The XX Factor

Victim-Blaming in the Roman Polanski Documentary

Marina Zenovich’s documentary on the 1977 Roman Polanski rape case ( Roman Polanski: Wanted & Desired) is about to become an oft-cited source in the contentious debate about Polanski’s 32-years-removed arrest that went down in Switzerland over the weekend. In it, Zenovich makes the fair argument that the judge overseeing the Polanski case was biased from the get-go-he’s depicted as a celebrity-obsessed, press-provoking joke of a judge whose No.1 concern was his own image. This portrait probably has some truth to it; there was eventually a successful motion to remove him from the case and even the victim has said that the ensuing media shitstorm ruined her adolescense . But the rest of the documentary is a gross overwrought defense of Polanski. I watched it last night (Netflix Instant!) and I felt like I was watching a clique of popular kids defend the star football player. Not because he’s innocent (Polanski pleaded guilty to unlawful sex with a minor) but because it would be such a gosh darn tragedy for the team to lose such a great player.

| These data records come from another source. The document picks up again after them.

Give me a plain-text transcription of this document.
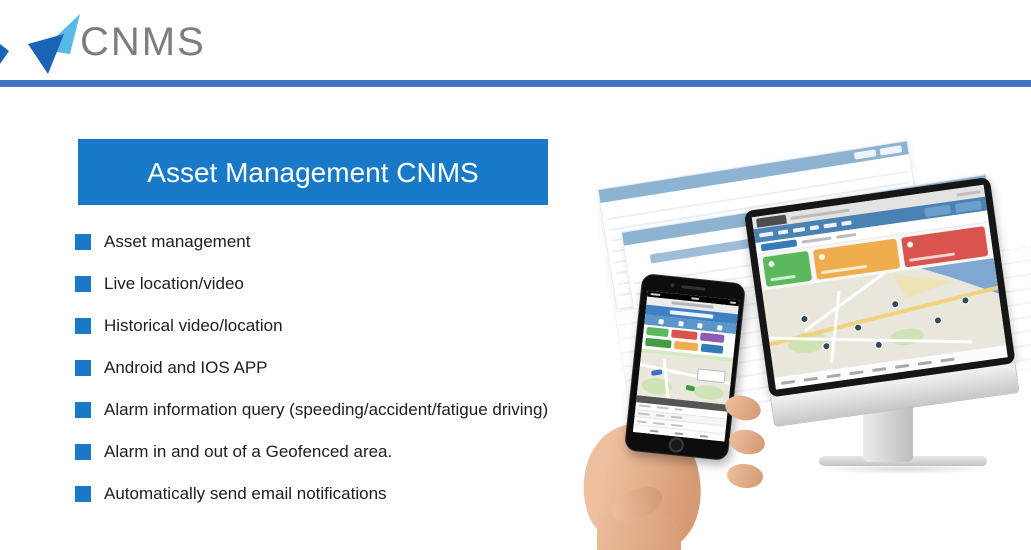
CNMS
Asset Management CNMS
Asset management
Live location/video
Historical video/location
Android and IOS APP
Alarm information query (speeding/accident/fatigue driving)
Alarm in and out of a Geofenced area.
Automatically send email notifications
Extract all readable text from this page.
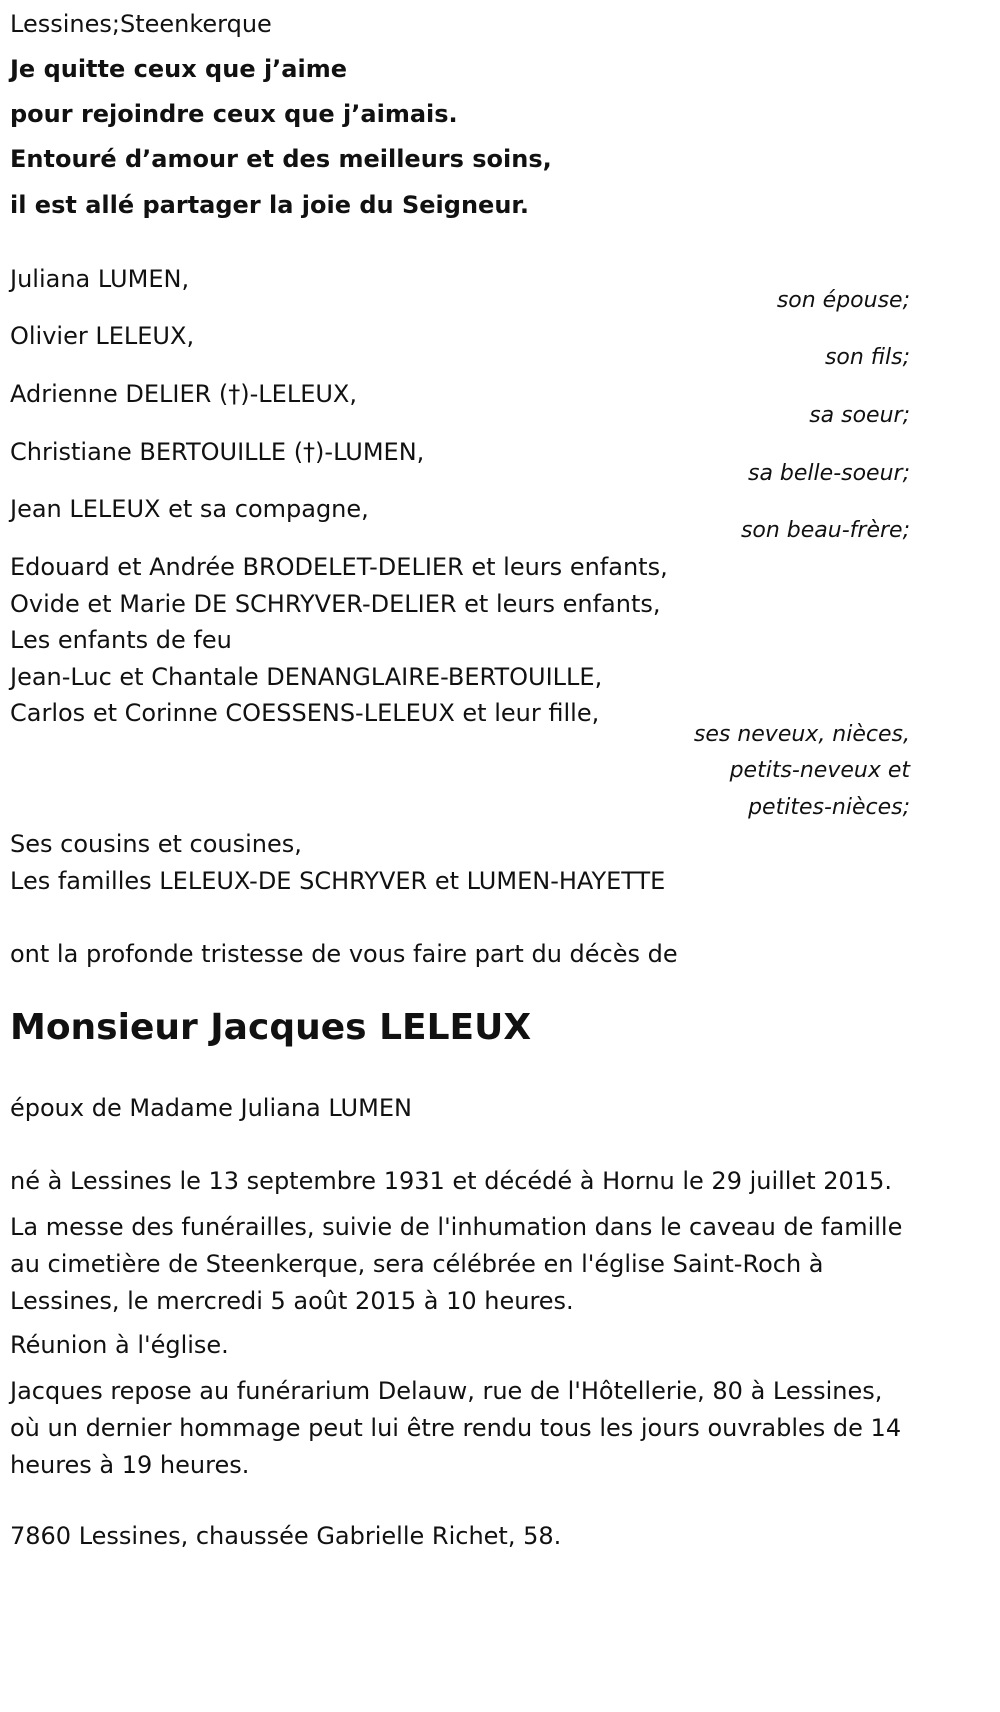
Lessines;Steenkerque
Je quitte ceux que j’aime
pour rejoindre ceux que j’aimais.
Entouré d’amour et des meilleurs soins,
il est allé partager la joie du Seigneur.
Juliana LUMEN,
son épouse;
Olivier LELEUX,
son fils;
Adrienne DELIER (†)-LELEUX,
sa soeur;
Christiane BERTOUILLE (†)-LUMEN,
sa belle-soeur;
Jean LELEUX et sa compagne,
son beau-frère;
Edouard et Andrée BRODELET-DELIER et leurs enfants,
Ovide et Marie DE SCHRYVER-DELIER et leurs enfants,
Les enfants de feu
Jean-Luc et Chantale DENANGLAIRE-BERTOUILLE,
Carlos et Corinne COESSENS-LELEUX et leur fille,
ses neveux, nièces,
petits-neveux et
petites-nièces;
Ses cousins et cousines,
Les familles LELEUX-DE SCHRYVER et LUMEN-HAYETTE
ont la profonde tristesse de vous faire part du décès de
Monsieur Jacques LELEUX
époux de Madame Juliana LUMEN
né à Lessines le 13 septembre 1931 et décédé à Hornu le 29 juillet 2015.
La messe des funérailles, suivie de l'inhumation dans le caveau de famille au cimetière de Steenkerque, sera célébrée en l'église Saint-Roch à Lessines, le mercredi 5 août 2015 à 10 heures.
Réunion à l'église.
Jacques repose au funérarium Delauw, rue de l'Hôtellerie, 80 à Lessines, où un dernier hommage peut lui être rendu tous les jours ouvrables de 14 heures à 19 heures.
7860 Lessines, chaussée Gabrielle Richet, 58.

Excepting the lawyers who worked on the case, the majority of the voices in the film are Polanski’s Hollywood friends, and they make great strides to point out the “reputation” of the victim. More than two people note that the girl was not a virgin. In a clip that made me want to stab out my eyeballs, one female friend of Polanski’s goes so far as to mention that the girl’s mother introduced herself to Polanski as “an actress” and then asks, “Why would her mother let her daughter go to a photo shoot alone with him in the first place?” Oh yes, I see, clearly her mother deliberately set her up to be raped in order to advance her career! Now there’s some stellar logic fit for inclusion in a documentary. (Note: the film won a Sundance award for editing.) When the interviewees are not busy bashing the girl and her mother, they spend time expounding on Polanski’s enormous talent, and what a terrible tragedy it is that something like this would happen to such an important, valuable figure (notice the passive verbs). The documentary oozes with sympathy when covering the myriad of hardships Polanski’s endured, i ncluding the murder of his pregnant wife at the hands of crazed Manson followers . Yes, his life was truly, truly heartbreaking. But is it possible for a man to be a brilliant director, survive the Holocaust, tragically lose the love of his life to a brutal murder, and still not rape a 13-year-old? Of course.